As creatives, the term ‘we’ll pay you in exposure’ is one of the most frustrating realities we have to face in every facet of the creative industries – musicians, artists, writers and many others working in these industries are often expected to work for little next to nothing, with creative work being undervalued and the promise of ‘exposure’ being seen as a fair justification for overworked and underpaid artists while employers hold onto the majority of profit. Musicians have all faced this problem at one point or another, and unfortunately this continues to be a reality for many struggling creatives trying to breakthrough into the music industry.
Live music event company Sofar Sounds has been under scrutiny for this type of practice for an extended period of time; back in 2017, KQED elaborated that artists who perform at Sofar Sounds live events are not paid at all, despite the company being for-profit. For first time artists, they were previously offered compensation in the form of a high-quality video recording of their set – and if the musician is considered a regular, are offered a $50 stipend (which has reportedly been increased to $100 per concert as of writing this).

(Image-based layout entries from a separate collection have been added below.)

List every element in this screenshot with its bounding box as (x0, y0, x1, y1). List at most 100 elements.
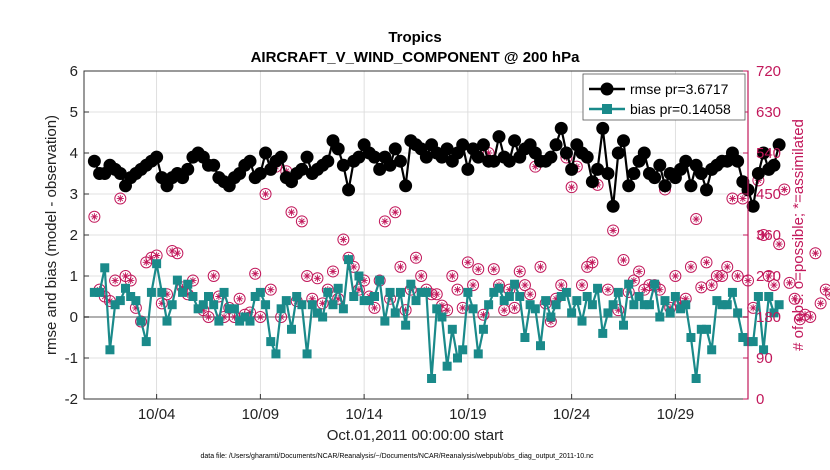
obs-count-point (757, 229, 770, 241)
obs-count-point (316, 297, 329, 310)
obs-assimilated-star (770, 281, 778, 289)
rmse-series (87, 121, 786, 213)
bias-point (172, 275, 182, 285)
obs-assimilated-star (474, 265, 482, 273)
obs-assimilated-star (557, 281, 565, 289)
obs-possible-circle (202, 311, 215, 323)
x-axis-label: Oct.01,2011 00:00:00 start (327, 427, 504, 444)
obs-possible-circle (524, 288, 537, 301)
rmse-point (336, 158, 350, 172)
bias-point (753, 292, 763, 301)
obs-possible-circle (518, 279, 531, 292)
obs-assimilated-star (630, 276, 638, 285)
obs-assimilated-star (588, 258, 596, 266)
bias-point (587, 300, 597, 310)
obs-assimilated-star (749, 304, 757, 312)
obs-assimilated-star (303, 272, 311, 280)
rmse-point (653, 158, 667, 172)
rmse-point (591, 162, 605, 176)
obs-assimilated-star (121, 272, 130, 280)
bias-point (136, 316, 146, 326)
obs-count-point (518, 279, 531, 292)
obs-possible-circle (586, 256, 599, 269)
obs-assimilated-star (640, 286, 648, 294)
bias-point (110, 300, 120, 310)
obs-count-point (555, 279, 568, 292)
bias-point (733, 308, 743, 318)
bias-point (525, 300, 535, 310)
obs-possible-circle (410, 251, 422, 264)
obs-assimilated-star (656, 286, 664, 294)
rmse-point (767, 158, 781, 172)
obs-assimilated-star (547, 317, 555, 326)
y-tick-label: 2 (70, 227, 78, 244)
obs-count-point (612, 304, 625, 317)
rmse-point (757, 146, 771, 160)
obs-count-point (202, 311, 215, 323)
x-tick-label: 10/29 (657, 406, 695, 423)
bias-point (442, 361, 452, 371)
data-file-footnote: data file: /Users/gharamti/Documents/NCA… (200, 453, 594, 460)
obs-possible-circle (249, 267, 262, 280)
bias-point (702, 324, 711, 334)
bias-point (152, 259, 162, 269)
obs-possible-circle (617, 254, 630, 267)
obs-assimilated-star (516, 267, 524, 276)
y-tick-label: -1 (65, 350, 78, 367)
obs-possible-circle (757, 229, 770, 241)
bias-point (447, 324, 457, 334)
bias-point (717, 300, 727, 310)
bias-point (162, 316, 172, 326)
bias-point (183, 279, 193, 289)
rmse-point (694, 167, 708, 180)
bias-point (748, 337, 758, 347)
bias-point (484, 300, 494, 310)
obs-possible-circle (565, 181, 578, 194)
obs-possible-circle (508, 301, 521, 314)
legend-bias-label: bias pr=0.14058 (630, 101, 731, 117)
rmse-point (300, 150, 314, 164)
obs-possible-circle (690, 213, 703, 226)
bias-point (582, 292, 592, 301)
bias-point (681, 300, 691, 310)
obs-possible-circle (285, 206, 298, 219)
bias-point (727, 287, 737, 297)
bias-point (224, 304, 234, 314)
bias-point (437, 312, 447, 322)
y-tick-label: 6 (70, 63, 78, 80)
obs-assimilated-star (536, 263, 545, 271)
bias-point (141, 337, 151, 347)
obs-possible-circle (399, 304, 412, 317)
y-right-tick-label: 270 (756, 268, 781, 285)
rmse-point (342, 183, 356, 197)
bias-point (608, 300, 618, 310)
bias-point (229, 304, 239, 314)
obs-assimilated-star (479, 311, 488, 319)
bias-point (650, 279, 660, 289)
rmse-point (746, 199, 760, 213)
obs-possible-circle (716, 270, 729, 282)
bias-point (561, 287, 571, 297)
obs-assimilated-star (189, 276, 197, 285)
obs-assimilated-star (412, 254, 420, 262)
bias-point (416, 287, 426, 297)
bias-point (115, 296, 125, 306)
rmse-point (617, 134, 630, 148)
obs-assimilated-star (210, 272, 218, 280)
obs-count-point (399, 304, 412, 317)
obs-count-point (109, 274, 122, 287)
obs-possible-circle (783, 276, 796, 289)
obs-count-point (171, 247, 184, 260)
obs-assimilated-star (448, 272, 456, 280)
obs-possible-circle (555, 279, 568, 292)
rmse-point (679, 154, 693, 168)
obs-possible-circle (721, 260, 734, 273)
bias-point (204, 292, 213, 301)
obs-possible-circle (446, 270, 459, 282)
obs-count-point (368, 301, 381, 314)
rmse-point (658, 179, 672, 193)
bias-point (395, 287, 405, 297)
obs-count-point (586, 256, 599, 269)
obs-assimilated-star (676, 299, 685, 307)
obs-possible-circle (441, 304, 454, 317)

The idea Sofar Sounds put forth of intimate DIY shows in non-traditional venues is one many of us can get behind, but with attendees required to pay an entry fee while the artists compensation comes as an afterthought has imbued the company name with serious criticism. In August 2019, The New York State Department of Labour launched an investigation into the company’s labour practices, as the practice of using unpaid volunteers called ‘ambassadors’ to organise events along with little compensation for artists isn’t exactly ethical.
Now, following this investigation, in a settlement with the New York State Department of Labour, Sofar Sounds will be forking out $460,000 to 654 previously unpaid ‘ambassadors’ in a bid to improve labour practices. In a statement to Variety, a Sofar spokesperson has stated:
“…the New York State Department of Labour stipulates no admission of guilt or wrongdoing and confirms our operating model is fully compliant with New York State law” with a further excerpt reading “We are excited about resolving these issues and moving forward in 2020, with a continued focus on connecting local and independent musicians with passionate music fans.”
In December 2019, a blog post on the company’s site stated:
“Starting February 2020, we’re doing two things:
- 1. Increasing artist compensation for larger shows while still guaranteeing each artist $100 for the smaller ones.
- 2. Creating an artist advisory group to help make sure we’re focused on the right features and improvements. We’re discussing a few different approaches for the compensation increase at our standard shows with that group now and will share those details by February when we roll out the changes.”